Wednesday, January 11, 2006

and this too shall pass

Learning to trust
Valid during many months: Under this influence you will become increasingly aware that all the truly important events in your life occur without your conscious intervention. ...


My life these days reverberates with the above part of my current astro.com long-term astrological forecast. Many things just happen without my conscious intervention -- often because these are all beyond me, anyway -- but with such a big impact on me, and my wellbeing. I can simply follow where the arrows point, follow with my heart and my hope, because that's the choice that's left. Whether to follow with leaden feet and clenched fists or follow hoping that things will turn out ok, somehow, one of these days, including in a form that I never imagined, even though it doesn't look or feel like it at all for the moment.

Things like the airplane not crashing two days before Christmas :D. Though this can be attributed to my fear of flying, that situation and my fright felt real enough to have made that threat probable. I mean, if it felt real to me, how could you argue? :P

(I thought then that the universe having forcibly brought me back to Manila may have been a concrete manifestation that i was "meant" to spend some time with you on the days that counted. Because otherwise how could I have? And this was really really what I wanted to do anyway.)

Or the fact that I can pinpoint the exact moment your caring mutated into seeming indifference without apparent rhyme or reason. One second you were telling me you were going to miss me, you had gotten used to being with me that day for hours and hours. The next you took me home, didn't hold my hand back, and left, almost without a backward glance.

Or my sadness at the coming of the New Year, and New Year's Day. Usually I am filled with peace and hope.

Or your continuing indifference that feels like the days when I found out my first love had somebody new, and had decided to act on it. Same time of the year, same situation. Just before Christmas, he took me home and held my hand, asking why what was the problem with holding my hand (at that time, we had already split up five months before Christmas)? Two weeks later, he failed to respond to invitations to celebrate my birthday, but sent me a letter telling me all about her. He was firm but kind to the weepy call I couldn't help making: V, enough please. He said that what we had was precious but it was time to move on.
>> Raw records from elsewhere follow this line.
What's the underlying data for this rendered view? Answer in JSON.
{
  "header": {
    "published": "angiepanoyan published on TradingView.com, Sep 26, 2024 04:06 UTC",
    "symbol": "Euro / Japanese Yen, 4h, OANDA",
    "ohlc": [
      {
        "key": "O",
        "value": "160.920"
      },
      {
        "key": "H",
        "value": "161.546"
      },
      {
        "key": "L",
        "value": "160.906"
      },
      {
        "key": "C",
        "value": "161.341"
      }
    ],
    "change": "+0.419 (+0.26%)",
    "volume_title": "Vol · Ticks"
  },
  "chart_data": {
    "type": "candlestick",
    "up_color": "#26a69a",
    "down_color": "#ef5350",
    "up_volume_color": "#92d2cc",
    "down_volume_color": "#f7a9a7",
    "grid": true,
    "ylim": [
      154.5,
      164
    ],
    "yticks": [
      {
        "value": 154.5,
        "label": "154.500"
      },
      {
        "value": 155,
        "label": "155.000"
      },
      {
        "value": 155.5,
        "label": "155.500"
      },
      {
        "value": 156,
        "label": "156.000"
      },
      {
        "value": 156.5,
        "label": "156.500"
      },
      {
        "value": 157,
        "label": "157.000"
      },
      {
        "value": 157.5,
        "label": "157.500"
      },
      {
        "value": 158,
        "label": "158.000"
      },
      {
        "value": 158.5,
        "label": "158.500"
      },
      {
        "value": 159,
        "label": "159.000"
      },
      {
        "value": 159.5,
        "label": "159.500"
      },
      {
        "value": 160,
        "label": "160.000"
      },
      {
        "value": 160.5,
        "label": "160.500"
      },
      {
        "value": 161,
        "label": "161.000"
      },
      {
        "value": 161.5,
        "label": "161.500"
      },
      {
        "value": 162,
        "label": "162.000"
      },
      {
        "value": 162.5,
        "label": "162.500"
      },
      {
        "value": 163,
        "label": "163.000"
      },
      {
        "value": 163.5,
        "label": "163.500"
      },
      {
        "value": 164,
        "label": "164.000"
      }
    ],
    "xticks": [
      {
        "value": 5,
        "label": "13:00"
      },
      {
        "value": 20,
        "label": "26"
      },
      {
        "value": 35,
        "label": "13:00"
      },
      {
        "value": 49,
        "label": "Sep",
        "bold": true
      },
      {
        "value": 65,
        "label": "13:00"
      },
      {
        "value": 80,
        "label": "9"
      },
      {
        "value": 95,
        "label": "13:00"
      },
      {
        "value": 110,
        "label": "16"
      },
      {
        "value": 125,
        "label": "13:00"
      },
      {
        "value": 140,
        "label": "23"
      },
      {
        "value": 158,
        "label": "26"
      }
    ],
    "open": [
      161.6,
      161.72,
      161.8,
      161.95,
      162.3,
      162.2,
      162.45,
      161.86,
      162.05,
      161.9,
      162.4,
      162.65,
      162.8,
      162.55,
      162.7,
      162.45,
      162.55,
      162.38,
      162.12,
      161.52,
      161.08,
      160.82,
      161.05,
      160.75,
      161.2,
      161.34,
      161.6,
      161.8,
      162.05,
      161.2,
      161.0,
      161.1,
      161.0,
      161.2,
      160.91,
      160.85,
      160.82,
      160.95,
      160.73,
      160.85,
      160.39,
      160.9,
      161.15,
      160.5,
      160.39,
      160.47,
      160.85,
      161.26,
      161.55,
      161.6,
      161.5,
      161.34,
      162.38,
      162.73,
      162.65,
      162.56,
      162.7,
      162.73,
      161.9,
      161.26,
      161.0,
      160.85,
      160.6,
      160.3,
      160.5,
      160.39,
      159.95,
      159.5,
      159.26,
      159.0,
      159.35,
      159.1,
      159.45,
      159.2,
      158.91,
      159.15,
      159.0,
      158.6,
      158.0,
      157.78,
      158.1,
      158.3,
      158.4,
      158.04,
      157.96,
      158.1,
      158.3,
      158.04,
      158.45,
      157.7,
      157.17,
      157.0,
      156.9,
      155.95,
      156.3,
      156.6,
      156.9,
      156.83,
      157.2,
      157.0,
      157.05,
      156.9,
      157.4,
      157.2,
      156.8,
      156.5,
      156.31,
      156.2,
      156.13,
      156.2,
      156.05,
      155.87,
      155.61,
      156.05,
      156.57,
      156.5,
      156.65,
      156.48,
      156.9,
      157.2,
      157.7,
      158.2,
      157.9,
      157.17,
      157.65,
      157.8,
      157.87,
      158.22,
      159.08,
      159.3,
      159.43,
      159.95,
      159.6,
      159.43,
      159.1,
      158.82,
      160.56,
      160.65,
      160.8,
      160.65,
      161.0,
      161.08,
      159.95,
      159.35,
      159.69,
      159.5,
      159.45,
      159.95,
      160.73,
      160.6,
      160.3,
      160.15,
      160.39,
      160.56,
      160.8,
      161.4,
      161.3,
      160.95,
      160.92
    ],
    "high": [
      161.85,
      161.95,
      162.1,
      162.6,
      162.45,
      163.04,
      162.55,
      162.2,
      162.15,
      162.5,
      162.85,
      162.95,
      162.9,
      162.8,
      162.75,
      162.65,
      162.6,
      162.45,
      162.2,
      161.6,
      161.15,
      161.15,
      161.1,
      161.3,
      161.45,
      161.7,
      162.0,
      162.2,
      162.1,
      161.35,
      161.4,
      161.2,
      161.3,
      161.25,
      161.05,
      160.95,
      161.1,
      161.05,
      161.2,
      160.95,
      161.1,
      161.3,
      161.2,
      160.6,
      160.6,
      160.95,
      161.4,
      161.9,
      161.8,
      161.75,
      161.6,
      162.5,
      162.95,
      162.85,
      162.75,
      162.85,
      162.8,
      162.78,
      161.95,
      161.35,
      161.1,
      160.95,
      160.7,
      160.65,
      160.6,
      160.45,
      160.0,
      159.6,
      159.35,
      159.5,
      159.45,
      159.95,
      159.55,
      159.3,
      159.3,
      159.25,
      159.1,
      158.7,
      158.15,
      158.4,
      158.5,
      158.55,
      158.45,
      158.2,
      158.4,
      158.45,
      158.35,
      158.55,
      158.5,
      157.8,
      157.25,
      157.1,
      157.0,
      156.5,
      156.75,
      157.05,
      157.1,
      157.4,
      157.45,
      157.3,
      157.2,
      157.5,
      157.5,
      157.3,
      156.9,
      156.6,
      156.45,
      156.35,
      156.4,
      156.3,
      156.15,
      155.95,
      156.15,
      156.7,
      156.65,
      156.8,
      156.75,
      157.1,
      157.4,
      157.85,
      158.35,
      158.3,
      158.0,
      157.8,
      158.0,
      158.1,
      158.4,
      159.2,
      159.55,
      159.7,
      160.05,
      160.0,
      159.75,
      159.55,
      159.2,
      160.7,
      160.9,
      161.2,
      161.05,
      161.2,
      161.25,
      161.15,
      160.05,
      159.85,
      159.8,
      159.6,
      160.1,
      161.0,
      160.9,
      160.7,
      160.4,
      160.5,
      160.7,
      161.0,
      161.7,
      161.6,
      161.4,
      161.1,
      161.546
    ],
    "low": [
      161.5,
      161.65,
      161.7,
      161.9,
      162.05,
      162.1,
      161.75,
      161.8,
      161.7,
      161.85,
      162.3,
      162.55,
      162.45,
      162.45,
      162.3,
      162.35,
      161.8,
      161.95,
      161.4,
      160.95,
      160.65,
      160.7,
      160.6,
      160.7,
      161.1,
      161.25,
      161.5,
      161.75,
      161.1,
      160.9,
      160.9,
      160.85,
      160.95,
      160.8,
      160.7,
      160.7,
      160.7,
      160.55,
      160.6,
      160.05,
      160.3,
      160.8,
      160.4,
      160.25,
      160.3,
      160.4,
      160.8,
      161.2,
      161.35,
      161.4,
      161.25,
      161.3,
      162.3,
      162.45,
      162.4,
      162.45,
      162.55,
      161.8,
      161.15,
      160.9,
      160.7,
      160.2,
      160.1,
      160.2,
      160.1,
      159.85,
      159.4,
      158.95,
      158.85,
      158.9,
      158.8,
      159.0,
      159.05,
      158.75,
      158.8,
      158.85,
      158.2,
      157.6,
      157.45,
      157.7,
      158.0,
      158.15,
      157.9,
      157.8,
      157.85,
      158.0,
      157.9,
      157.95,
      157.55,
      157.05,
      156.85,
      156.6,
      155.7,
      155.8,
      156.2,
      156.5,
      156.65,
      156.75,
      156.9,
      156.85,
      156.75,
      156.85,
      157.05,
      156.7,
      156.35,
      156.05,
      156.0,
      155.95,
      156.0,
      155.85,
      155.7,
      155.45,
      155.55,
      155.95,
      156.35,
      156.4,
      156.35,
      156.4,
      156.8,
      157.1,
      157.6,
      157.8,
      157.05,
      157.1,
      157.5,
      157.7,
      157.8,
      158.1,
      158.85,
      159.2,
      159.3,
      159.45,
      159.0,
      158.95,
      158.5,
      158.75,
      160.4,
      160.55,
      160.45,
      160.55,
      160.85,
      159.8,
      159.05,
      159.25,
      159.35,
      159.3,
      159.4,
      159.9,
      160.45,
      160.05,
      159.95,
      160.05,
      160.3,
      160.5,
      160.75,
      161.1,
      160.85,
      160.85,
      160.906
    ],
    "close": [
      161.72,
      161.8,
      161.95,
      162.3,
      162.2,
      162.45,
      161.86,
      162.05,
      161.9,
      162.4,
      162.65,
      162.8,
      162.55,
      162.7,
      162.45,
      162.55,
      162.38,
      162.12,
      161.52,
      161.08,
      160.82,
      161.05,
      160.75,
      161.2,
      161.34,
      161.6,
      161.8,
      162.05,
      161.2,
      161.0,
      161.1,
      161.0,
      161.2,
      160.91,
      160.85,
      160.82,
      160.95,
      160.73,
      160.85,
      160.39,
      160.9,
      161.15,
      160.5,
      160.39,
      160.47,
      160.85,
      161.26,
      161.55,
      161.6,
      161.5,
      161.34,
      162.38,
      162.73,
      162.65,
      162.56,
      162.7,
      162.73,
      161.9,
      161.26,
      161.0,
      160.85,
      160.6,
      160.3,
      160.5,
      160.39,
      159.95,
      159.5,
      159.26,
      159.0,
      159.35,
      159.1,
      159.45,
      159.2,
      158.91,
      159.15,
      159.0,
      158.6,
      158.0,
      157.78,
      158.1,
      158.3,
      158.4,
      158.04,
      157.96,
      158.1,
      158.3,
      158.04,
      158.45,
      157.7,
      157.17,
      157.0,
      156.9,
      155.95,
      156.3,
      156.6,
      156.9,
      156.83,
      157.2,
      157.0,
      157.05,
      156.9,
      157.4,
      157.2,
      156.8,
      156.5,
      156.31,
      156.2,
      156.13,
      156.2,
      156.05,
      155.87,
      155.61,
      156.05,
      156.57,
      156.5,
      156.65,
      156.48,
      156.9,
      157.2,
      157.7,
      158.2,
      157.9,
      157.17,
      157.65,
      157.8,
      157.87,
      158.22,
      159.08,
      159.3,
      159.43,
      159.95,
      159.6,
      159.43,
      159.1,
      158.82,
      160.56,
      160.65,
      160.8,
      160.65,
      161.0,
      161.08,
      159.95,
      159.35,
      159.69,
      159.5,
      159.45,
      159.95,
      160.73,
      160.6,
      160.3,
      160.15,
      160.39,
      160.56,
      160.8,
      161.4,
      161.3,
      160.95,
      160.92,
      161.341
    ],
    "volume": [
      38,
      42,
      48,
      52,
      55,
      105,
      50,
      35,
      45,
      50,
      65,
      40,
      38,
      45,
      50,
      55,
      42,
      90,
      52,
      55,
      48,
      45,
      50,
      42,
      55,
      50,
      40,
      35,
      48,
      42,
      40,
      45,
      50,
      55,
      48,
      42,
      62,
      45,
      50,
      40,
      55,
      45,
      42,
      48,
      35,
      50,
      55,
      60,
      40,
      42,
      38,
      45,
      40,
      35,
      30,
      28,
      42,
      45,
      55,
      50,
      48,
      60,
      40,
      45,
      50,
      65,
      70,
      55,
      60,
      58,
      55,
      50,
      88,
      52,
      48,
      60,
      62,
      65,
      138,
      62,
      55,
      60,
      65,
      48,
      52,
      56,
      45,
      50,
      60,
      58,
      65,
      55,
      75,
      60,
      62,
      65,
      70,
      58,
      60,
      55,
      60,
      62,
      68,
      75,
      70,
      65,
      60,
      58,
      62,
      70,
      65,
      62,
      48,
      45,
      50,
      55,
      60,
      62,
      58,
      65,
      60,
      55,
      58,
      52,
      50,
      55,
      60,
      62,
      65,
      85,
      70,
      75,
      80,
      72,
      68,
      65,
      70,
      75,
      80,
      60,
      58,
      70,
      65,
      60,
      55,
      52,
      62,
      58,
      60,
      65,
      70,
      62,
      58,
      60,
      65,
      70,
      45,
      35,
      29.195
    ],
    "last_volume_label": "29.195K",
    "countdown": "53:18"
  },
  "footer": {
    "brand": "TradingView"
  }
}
Or the grief that simply swelled within me during my birthday, that I could not pinpoint to any single incident, but just was. You walked in, somehow, at the end of the day, and though that made me smile, and was the only possible feel-good response to my grief, you felt different still. Different from the day before the New Year when you, too, held me.

I almost expect to see you walking by holding someone else's hand one of these days, because all of this really really feels like the lost first quarter of January 1993 that I spent filled with love for my ex, in super catharsis. Like the way I cannot help but relive and grieve over every moment and funny incident that we ever had, cannot help but carry your picture in my head wherever I go, and cannot help but try to stay away too because not staying away would hurt even more.

Or the way I cannot help but try to reach out to all the people around me who might have the patience and love to sit with me and hold my hand, and tell me things will be all right, promise. Because I currently do not have all the imagination or the bigger heart that I need to carry me through. (Dearests, forgive my neediness, my kakulitan, I feel like a child these days that's lost its favorite toy, and simply need the time to grieve. I will appear like I don't understand all the rational hopeful things you will say, like some kind of bobo fixated girl who refuses to move on hehehe, but I just need somebody to cry to, like almost all of the time, hahaha).

What tells me to get hold of myself, and sustains me, is how my blessings continue to abound. Love and comfort are so near these days, and there is so much to be thankful for from life itself, to my snazzy digital cam, or the fact that I can drink myself to oblivion with all the wine in my ref these days. Hahaha. Or the knowledge deep within me, from previous experience, that all these too shall one day come to pass.

afterthought 1 (one of many): and probably this is really not about you, but about me, and the need to let go :).